Hi
I want to read the content of a web page that contains a German characters using java , unfortunately , the German characters appear as strange characters .
Any help please
here is my code:
String link = "some german link";
URL url = new URL(link);
BufferedReader in = new BufferedReader(new InputStreamReader(url.openStream()));
String inputLine;
while ((inputLine = in.readLine()) != null) {
System.out.println(inputLine);
}
You have to set the correct encoding. You can find the encoding in the HTTP header:
Content-Type: text/html; charset=ISO-8859-1
This may be overwritten in the (X)HTML document, see HTML Character encodings
I can imagine that you have to consider many different additional issues to pars a web page error free.
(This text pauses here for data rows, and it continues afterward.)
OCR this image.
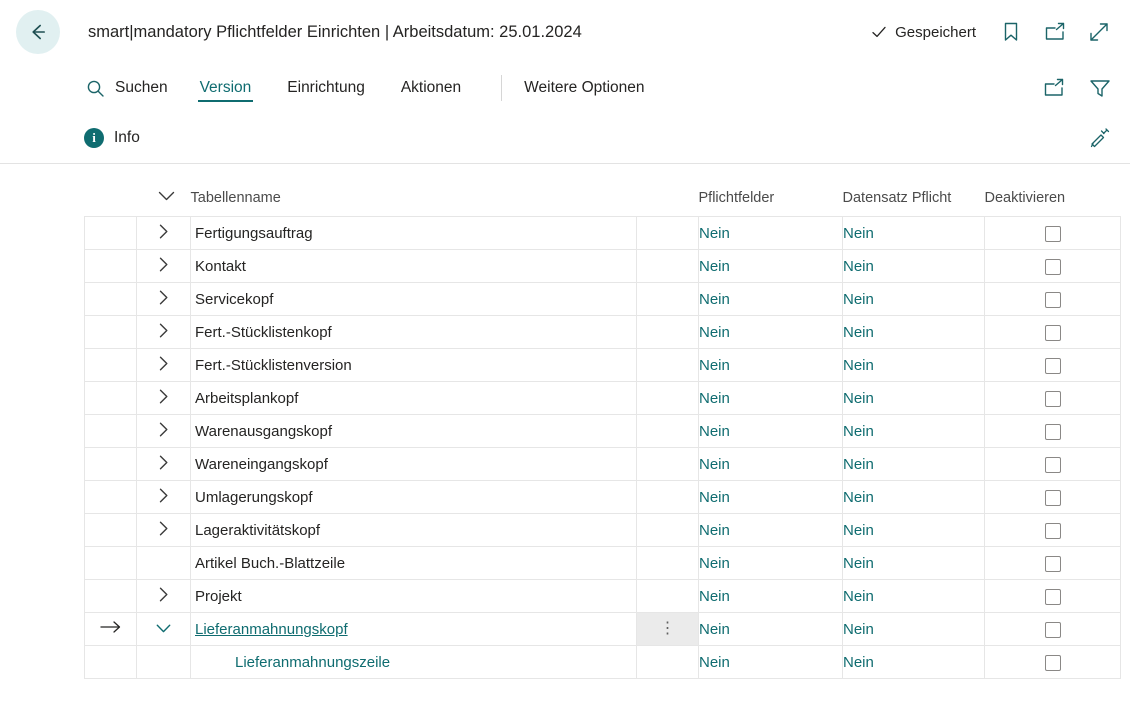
smart|mandatory Pflichtfelder Einrichten | Arbeitsdatum: 25.01.2024	Gespeichert
Suchen Version Einrichtung Aktionen	Weitere Optionen
i	Info
		Tabellenname		Pflichtfelder	Datensatz Pflicht	Deaktivieren
		Fertigungsauftrag		Nein	Nein	
		Kontakt		Nein	Nein	
		Servicekopf		Nein	Nein	
		Fert.-Stücklistenkopf		Nein	Nein	
		Fert.-Stücklistenversion		Nein	Nein	
		Arbeitsplankopf		Nein	Nein	
		Warenausgangskopf		Nein	Nein	
		Wareneingangskopf		Nein	Nein	
		Umlagerungskopf		Nein	Nein	
		Lageraktivitätskopf		Nein	Nein	
		Artikel Buch.-Blattzeile		Nein	Nein	
		Projekt		Nein	Nein	
		Lieferanmahnungskopf	⋮	Nein	Nein	
		Lieferanmahnungszeile		Nein	Nein	
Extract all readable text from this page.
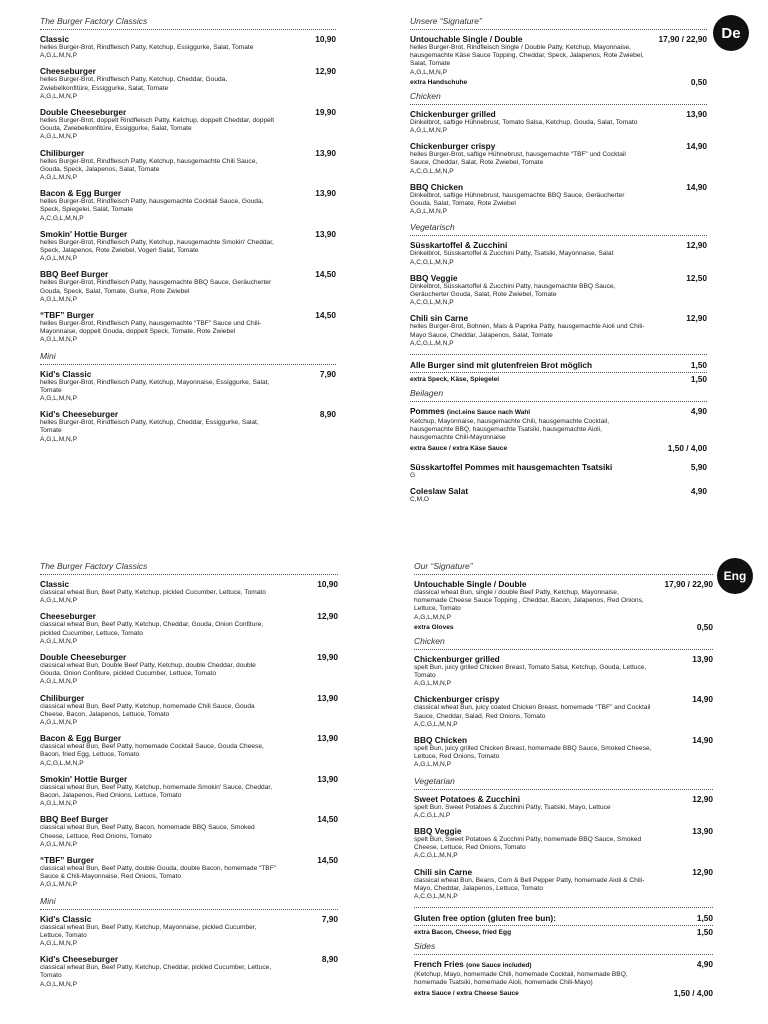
The Burger Factory Classics
Classic	10,90
helles Burger-Brot, Rindfleisch Patty, Ketchup, Essiggurke, Salat, Tomate
A,G,L,M,N,P
Cheeseburger	12,90
helles Burger-Brot, Rindfleisch Patty, Ketchup, Cheddar, Gouda, Zwiebelkonfitüre, Essiggurke, Salat, Tomate
A,G,L,M,N,P
Double Cheeseburger	19,90
helles Burger-Brot, doppelt Rindfleisch Patty, Ketchup, doppelt Cheddar, doppelt Gouda, Zwiebelkonfitüre, Essiggurke, Salat, Tomate
A,G,L,M,N,P
Chiliburger	13,90
helles Burger-Brot, Rindfleisch Patty, Ketchup, hausgemachte Chili Sauce, Gouda, Speck, Jalapenos, Salat, Tomate
A,G,L,M,N,P
Bacon & Egg Burger	13,90
helles Burger-Brot, Rindfleisch Patty, hausgemachte Cocktail Sauce, Gouda, Speck, Spiegelei, Salat, Tomate
A,C,G,L,M,N,P
Smokin' Hottie Burger	13,90
helles Burger-Brot, Rindfleisch Patty, Ketchup, hausgemachte Smokin' Cheddar, Speck, Jalapenos, Rote Zwiebel, Vogerl Salat, Tomate
A,G,L,M,N,P
BBQ Beef Burger	14,50
helles Burger-Brot, Rindfleisch Patty, hausgemachte BBQ Sauce, Geräucherter Gouda, Speck, Salat, Tomate, Gurke, Rote Zwiebel
A,G,L,M,N,P
“TBF” Burger	14,50
helles Burger-Brot, Rindfleisch Patty, hausgemachte “TBF” Sauce und Chili-Mayonnaise, doppelt Gouda, doppelt Speck, Tomate, Rote Zwiebel
A,G,L,M,N,P
Mini
Kid's Classic	7,90
helles Burger-Brot, Rindfleisch Patty, Ketchup, Mayonnaise, Essiggurke, Salat, Tomate
A,G,L,M,N,P
Kid's Cheeseburger	8,90
helles Burger-Brot, Rindfleisch Patty, Ketchup, Cheddar, Essiggurke, Salat, Tomate
A,G,L,M,N,P
Unsere “Signature”
Untouchable Single / Double	17,90 / 22,90
helles Burger-Brot, Rindfleisch Single / Double Patty, Ketchup, Mayonnaise, hausgemachte Käse Sauce Topping, Cheddar, Speck, Jalapenos, Rote Zwiebel, Salat, Tomate
A,G,L,M,N,P
extra Handschuhe	0,50
Chicken
Chickenburger grilled	13,90
Dinkelbrot, saftige Hühnebrust, Tomato Salsa, Ketchup, Gouda, Salat, Tomato
A,G,L,M,N,P
Chickenburger crispy	14,90
helles Burger-Brot, saftige Hühnebrust, hausgemachte “TBF” und Cocktail Sauce, Cheddar, Salat, Rote Zwiebel, Tomate
A,C,G,L,M,N,P
BBQ Chicken	14,90
Dinkelbrot, saftige Hühnebrust, hausgemachte BBQ Sauce, Geräucherter Gouda, Salat, Tomate, Rote Zwiebel
A,G,L,M,N,P
Vegetarisch
Süsskartoffel & Zucchini	12,90
Dinkelbrot, Süsskartoffel & Zucchini Patty, Tsatsiki, Mayonnaise, Salat
A,C,G,L,M,N,P
BBQ Veggie	12,50
Dinkelbrot, Süsskartoffel & Zucchini Patty, hausgemachte BBQ Sauce, Geräucherter Gouda, Salat, Rote Zwiebel, Tomate
A,C,G,L,M,N,P
Chili sin Carne	12,90
helles Burger-Brot, Bohnen, Mais & Paprika Patty, hausgemachte Aioli und Chili-Mayo Sauce, Cheddar, Jalapenos, Salat, Tomate
A,C,G,L,M,N,P
Alle Burger sind mit glutenfreien Brot möglich	1,50
extra Speck, Käse, Spiegelei	1,50
Beilagen
Pommes (incl.eine Sauce nach Wahl	4,90
Ketchup, Mayonnaise, hausgemachte Chili, hausgemachte Cocktail, hausgemachte BBQ, hausgemachte Tsatsiki, hausgemachte Aioli, hausgemachte Chili-Mayonnaise
extra Sauce / extra Käse Sauce	1,50 / 4,00
Süsskartoffel Pommes mit hausgemachten Tsatsiki	5,90
G
Coleslaw Salat	4,90
C,M,O
De
The Burger Factory Classics
Classic	10,90
classical wheat Bun, Beef Patty, Ketchup, pickled Cucumber, Lettuce, Tomato
A,G,L,M,N,P
Cheeseburger	12,90
classical wheat Bun, Beef Patty, Ketchup, Cheddar, Gouda, Onion Confiture, pickled Cucumber, Lettuce, Tomato
A,G,L,M,N,P
Double Cheeseburger	19,90
classical wheat Bun, Double Beef Patty, Ketchup, double Cheddar, double Gouda, Onion Confiture, pickled Cucumber, Lettuce, Tomato
A,G,L,M,N,P
Chiliburger	13,90
classical wheat Bun, Beef Patty, Ketchup, homemade Chili Sauce, Gouda Cheese, Bacon, Jalapenos, Lettuce, Tomato
A,G,L,M,N,P
Bacon & Egg Burger	13,90
classical wheat Bun, Beef Patty, homemade Cocktail Sauce, Gouda Cheese, Bacon, fried Egg, Lettuce, Tomato
A,C,G,L,M,N,P
Smokin' Hottie Burger	13,90
classical wheat Bun, Beef Patty, Ketchup, homemade Smokin' Sauce, Cheddar, Bacon, Jalapenos, Red Onions, Lettuce, Tomato
A,G,L,M,N,P
BBQ Beef Burger	14,50
classical wheat Bun, Beef Patty, Bacon, homemade BBQ Sauce, Smoked Cheese, Lettuce, Red Onions, Tomato
A,G,L,M,N,P
“TBF” Burger	14,50
classical wheat Bun, Beef Patty, double Gouda, double Bacon, homemade “TBF” Sauce & Chili-Mayonnaise, Red Onions, Tomato
A,G,L,M,N,P
Mini
Kid's Classic	7,90
classical wheat Bun, Beef Patty, Ketchup, Mayonnaise, pickled Cucumber, Lettuce, Tomato
A,G,L,M,N,P
Kid's Cheeseburger	8,90
classical wheat Bun, Beef Patty, Ketchup, Cheddar, pickled Cucumber, Lettuce, Tomato
A,G,L,M,N,P
Our “Signature”
Untouchable Single / Double	17,90 / 22,90
classical wheat Bun, single / double Beef Patty, Ketchup, Mayonnaise, homemade Cheese Sauce Topping , Cheddar, Bacon, Jalapenos, Red Onions, Lettuce, Tomato
A,G,L,M,N,P
extra Gloves	0,50
Chicken
Chickenburger grilled	13,90
spelt Bun, juicy grilled Chicken Breast, Tomato Salsa, Ketchup, Gouda, Lettuce, Tomato
A,G,L,M,N,P
Chickenburger crispy	14,90
classical wheat Bun, juicy coated Chicken Breast, homemade “TBF” and Cocktail Sauce, Cheddar, Salad, Red Onions, Tomato
A,C,G,L,M,N,P
BBQ Chicken	14,90
spelt Bun, juicy grilled Chicken Breast, homemade BBQ Sauce, Smoked Cheese, Lettuce, Red Onions, Tomato
A,G,L,M,N,P
Vegetarian
Sweet Potatoes & Zucchini	12,90
spelt Bun, Sweet Potatoes & Zucchini Patty, Tsatsiki, Mayo, Lettuce
A,C,G,L,N,P
BBQ Veggie	13,90
spelt Bun, Sweet Potatoes & Zucchini Patty, homemade BBQ Sauce, Smoked Cheese, Lettuce, Red Onions, Tomato
A,C,G,L,M,N,P
Chili sin Carne	12,90
classical wheat Bun, Beans, Corn & Bell Pepper Patty, homemade Aioli & Chili-Mayo, Cheddar, Jalapenos, Lettuce, Tomato
A,C,G,L,M,N,P
Gluten free option (gluten free bun):	1,50
extra Bacon, Cheese, fried Egg	1,50
Sides
French Fries (one Sauce included)	4,90
(Ketchup, Mayo, homemade Chili, homemade Cocktail, homemade BBQ, homemade Tsatsiki, homemade Aioli, homemade Chili-Mayo)
extra Sauce / extra Cheese Sauce	1,50 / 4,00
Eng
But there are different HTTP client libraries available for Java, e.g. org.apache.httpcomponents
. The code will look like this:
DefaultHttpClient httpclient = new DefaultHttpClient();
HttpGet httpGet = new HttpGet("http://www.spiegel.de");
try
{
HttpResponse response = httpclient.execute(httpGet);
HttpEntity entity = response.getEntity();
if (entity != null)
{
System.out.println(EntityUtils.toString(entity));
}
}
catch (ClientProtocolException e) {e.printStackTrace();}
catch (IOException e) {e.printStackTrace();}
This is the maven artifact:
<dependency>
<groupId>org.apache.httpcomponents</groupId>
<artifactId>httpclient</artifactId>
<version>4.1.1</version>
<type>jar</type>
<scope>compile</scope>
</dependency>
You need to specify the character set for your InputStreamReader, like
InputStreamReader(url.openStream(), "UTF-8")
Try to set an Charset.
new BufferedReader(new InputStreamReader(url.openStream(), Charset.forName("UTF-8") ));
First, verify that the font you are using can support the particular German characters you are trying to display. Many fonts don't carry all characters, and it is a big pain looking for other reasons when it's a simple "missing character" issue.
If that's not the issue, then either you input or output is in the wrong character set. Character sets determine how the number representing the character gets mapped to the glyphs (or pictures representing the characters). Java typically uses UTF-8 internally; so the output stream is likely not the issue. Check the input stream.